I cooked these buns this morning, and they were delicious. Stu told me so at least 3 times in between mouthfuls of hot, butter soaked bread. Baking bread makes me feel really clever and accomplished and this recipe is easy so I can pass that same feeling on to you. I didn’t bother piping a cross on the top or glazing these as per the original recipe because it doesn’t add any flavour but does add additional washing up! Therefore, no point. Henceforth they are referred to as “hot fruit buns”!.
When making bread it is best to use bread or pizza flour if you have it because it has a higher gluten content than regular flour. This will lead to a chewier, better textured final product. Sour cherries may be hard to find even if you have a fancy grocer, so you can substitute with cranberries if you like. The packet I bought was short 50g per the recipe, so I substituted sultanas instead. Raisins would be good too! Or even dried apricots… use this recipe as a jumping board to new flavour combinations and let me know what you come up with.
- 750g (5 cups) bread flour
- 55g (1/4 cup) caster sugar
- 2 sachets (7g each) dried yeast
- 1 1/2 tsp mixed spice
- 1 1/2 tsp cinnamon
- 1 tsp salt
- 150g (1 cup) dried sour cherries
- 70g (1/2 cup) currants or sultanas
- 440ml (1 3/4 cups) milk
- 60g butter, cubed
- 1 egg, lightly whisked
- 1 tsp natural vanilla essence (side note: I make my own with used vanilla pods and rum)
- 100g good quality dark chocolate, chopped
- Put the flour, sugar, yeast, spices and salt in a large bowl and mix to combine. Stir through dried berries and currants.
- Combine the butter and milk in a small saucepan and warm until the butter has melted. Beat in the egg with a fork and then pour into the dry ingredients and stir together.

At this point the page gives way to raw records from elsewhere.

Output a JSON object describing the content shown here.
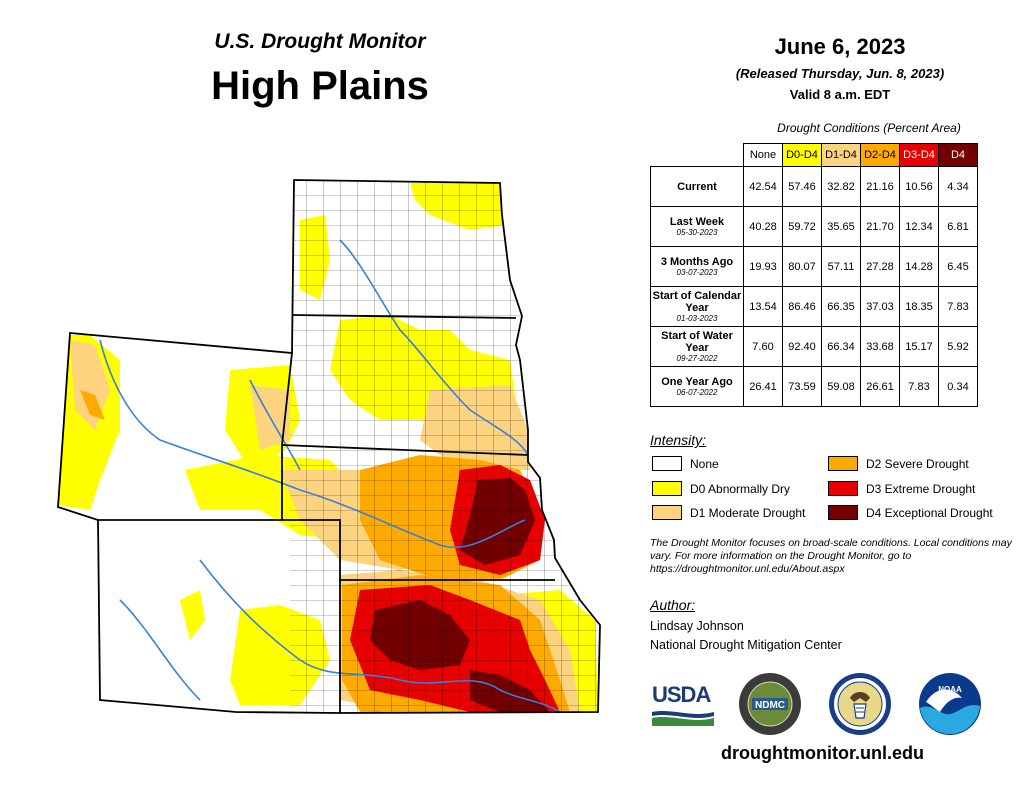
{
  "header": {
    "subtitle": "U.S. Drought Monitor",
    "title": "High Plains",
    "date": "June 6, 2023",
    "released": "(Released Thursday, Jun. 8, 2023)",
    "valid": "Valid 8 a.m. EDT"
  },
  "table": {
    "caption": "Drought Conditions (Percent Area)",
    "columns": [
      {
        "label": "None",
        "color": "#ffffff"
      },
      {
        "label": "D0-D4",
        "color": "#ffff00"
      },
      {
        "label": "D1-D4",
        "color": "#fcd37f"
      },
      {
        "label": "D2-D4",
        "color": "#ffaa00"
      },
      {
        "label": "D3-D4",
        "color": "#e60000"
      },
      {
        "label": "D4",
        "color": "#730000"
      }
    ],
    "rows": [
      {
        "label": "Current",
        "date": "",
        "values": [
          "42.54",
          "57.46",
          "32.82",
          "21.16",
          "10.56",
          "4.34"
        ]
      },
      {
        "label": "Last Week",
        "date": "05-30-2023",
        "values": [
          "40.28",
          "59.72",
          "35.65",
          "21.70",
          "12.34",
          "6.81"
        ]
      },
      {
        "label": "3 Months Ago",
        "date": "03-07-2023",
        "values": [
          "19.93",
          "80.07",
          "57.11",
          "27.28",
          "14.28",
          "6.45"
        ]
      },
      {
        "label": "Start of Calendar Year",
        "date": "01-03-2023",
        "values": [
          "13.54",
          "86.46",
          "66.35",
          "37.03",
          "18.35",
          "7.83"
        ]
      },
      {
        "label": "Start of Water Year",
        "date": "09-27-2022",
        "values": [
          "7.60",
          "92.40",
          "66.34",
          "33.68",
          "15.17",
          "5.92"
        ]
      },
      {
        "label": "One Year Ago",
        "date": "06-07-2022",
        "values": [
          "26.41",
          "73.59",
          "59.08",
          "26.61",
          "7.83",
          "0.34"
        ]
      }
    ]
  },
  "legend": {
    "heading": "Intensity:",
    "items": [
      {
        "label": "None",
        "color": "#ffffff"
      },
      {
        "label": "D0 Abnormally Dry",
        "color": "#ffff00"
      },
      {
        "label": "D1 Moderate Drought",
        "color": "#fcd37f"
      },
      {
        "label": "D2 Severe Drought",
        "color": "#ffaa00"
      },
      {
        "label": "D3 Extreme Drought",
        "color": "#e60000"
      },
      {
        "label": "D4 Exceptional Drought",
        "color": "#730000"
      }
    ]
  },
  "note": "The Drought Monitor focuses on broad-scale conditions. Local conditions may vary. For more information on the Drought Monitor, go to https://droughtmonitor.unl.edu/About.aspx",
  "author": {
    "heading": "Author:",
    "name": "Lindsay Johnson",
    "org": "National Drought Mitigation Center"
  },
  "logos": {
    "usda": "USDA",
    "ndmc": "NDMC",
    "noaa": "NOAA"
  },
  "website": "droughtmonitor.unl.edu",
  "map": {
    "states": [
      "Wyoming",
      "Colorado",
      "North Dakota",
      "South Dakota",
      "Nebraska",
      "Kansas"
    ],
    "colors": {
      "river": "#3a7fd9",
      "border": "#000000"
    }
  }
}
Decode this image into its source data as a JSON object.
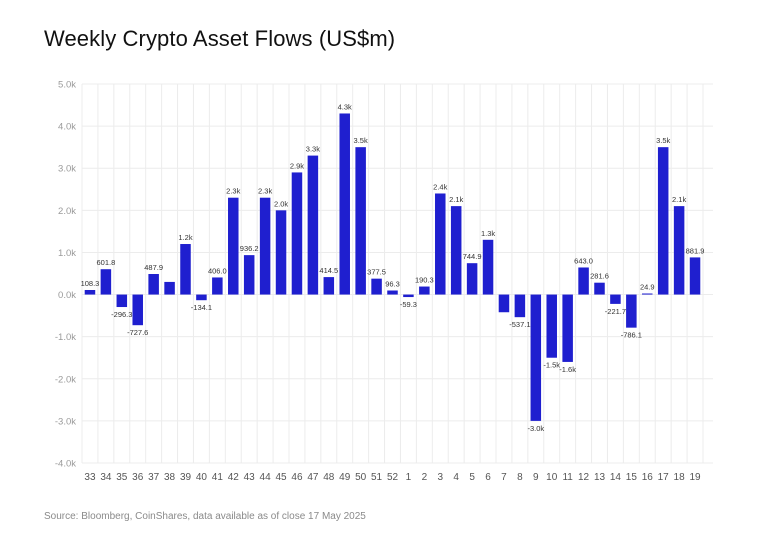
{
  "title": "Weekly Crypto Asset Flows (US$m)",
  "source": "Source: Bloomberg, CoinShares, data available as of close 17 May 2025",
  "colors": {
    "bar": "#1f1fcf",
    "grid": "#ececec",
    "axis_text": "#9a9a9a",
    "label_text": "#333333"
  },
  "chart_data": {
    "type": "bar",
    "title": "Weekly Crypto Asset Flows (US$m)",
    "xlabel": "",
    "ylabel": "",
    "ylim": [
      -4000,
      5000
    ],
    "grid": true,
    "yticks": [
      -4000,
      -3000,
      -2000,
      -1000,
      0,
      1000,
      2000,
      3000,
      4000,
      5000
    ],
    "ytick_labels": [
      "-4.0k",
      "-3.0k",
      "-2.0k",
      "-1.0k",
      "0.0k",
      "1.0k",
      "2.0k",
      "3.0k",
      "4.0k",
      "5.0k"
    ],
    "categories": [
      "33",
      "34",
      "35",
      "36",
      "37",
      "38",
      "39",
      "40",
      "41",
      "42",
      "43",
      "44",
      "45",
      "46",
      "47",
      "48",
      "49",
      "50",
      "51",
      "52",
      "1",
      "2",
      "3",
      "4",
      "5",
      "6",
      "7",
      "8",
      "9",
      "10",
      "11",
      "12",
      "13",
      "14",
      "15",
      "16",
      "17",
      "18",
      "19"
    ],
    "values": [
      108.3,
      601.8,
      -296.3,
      -727.6,
      487.9,
      300,
      1200,
      -134.1,
      406.0,
      2300,
      936.2,
      2300,
      2000,
      2900,
      3300,
      414.5,
      4300,
      3500,
      377.5,
      96.3,
      -59.3,
      190.3,
      2400,
      2100,
      744.9,
      1300,
      -420,
      -537.1,
      -3000,
      -1500,
      -1600,
      643.0,
      281.6,
      -221.7,
      -786.1,
      24.9,
      3500,
      2100,
      881.9
    ],
    "data_labels": [
      "108.3",
      "601.8",
      "-296.3",
      "-727.6",
      "487.9",
      "",
      "1.2k",
      "-134.1",
      "406.0",
      "2.3k",
      "936.2",
      "2.3k",
      "2.0k",
      "2.9k",
      "3.3k",
      "414.5",
      "4.3k",
      "3.5k",
      "377.5",
      "96.3",
      "-59.3",
      "190.3",
      "2.4k",
      "2.1k",
      "744.9",
      "1.3k",
      "",
      "-537.1",
      "-3.0k",
      "-1.5k",
      "-1.6k",
      "643.0",
      "281.6",
      "-221.7",
      "-786.1",
      "24.9",
      "3.5k",
      "2.1k",
      "881.9"
    ]
  }
}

- You can knead in the bowl if your bowl is big enough and you want to keep your bench clean, or tip the dough onto your floured bench. Knead for about 10 minutes, adding more flour when the dough gets tacky and continue until the dough is smooth. Mind the cherries shooting out from the dough as you knead!
- Clean your mixing bowl and lightly oil the sides. Place the dough in the bowl, cover and set aside for about an hour to double in size.
- Dust a baking tray with flour. Punch the dough down with your fist (best part!) and tip onto your floured bench again. Add the chopped chocolate and knead until the chocolate is incorporated into the dough.
- Cut your dough into 12 equal pieces. Shape each piece into a ball** and place on the baking tray. Cover and set aside for another 30 minutes or so until doubled in size again.
- Preheat oven to 180C. When the buns are ready to go in the oven, you can glaze the tops with a beaten egg. Cook for about 25 minutes until cooked through and sounding hollow when the base is tapped.
** How to roll rolls – I’m still learning!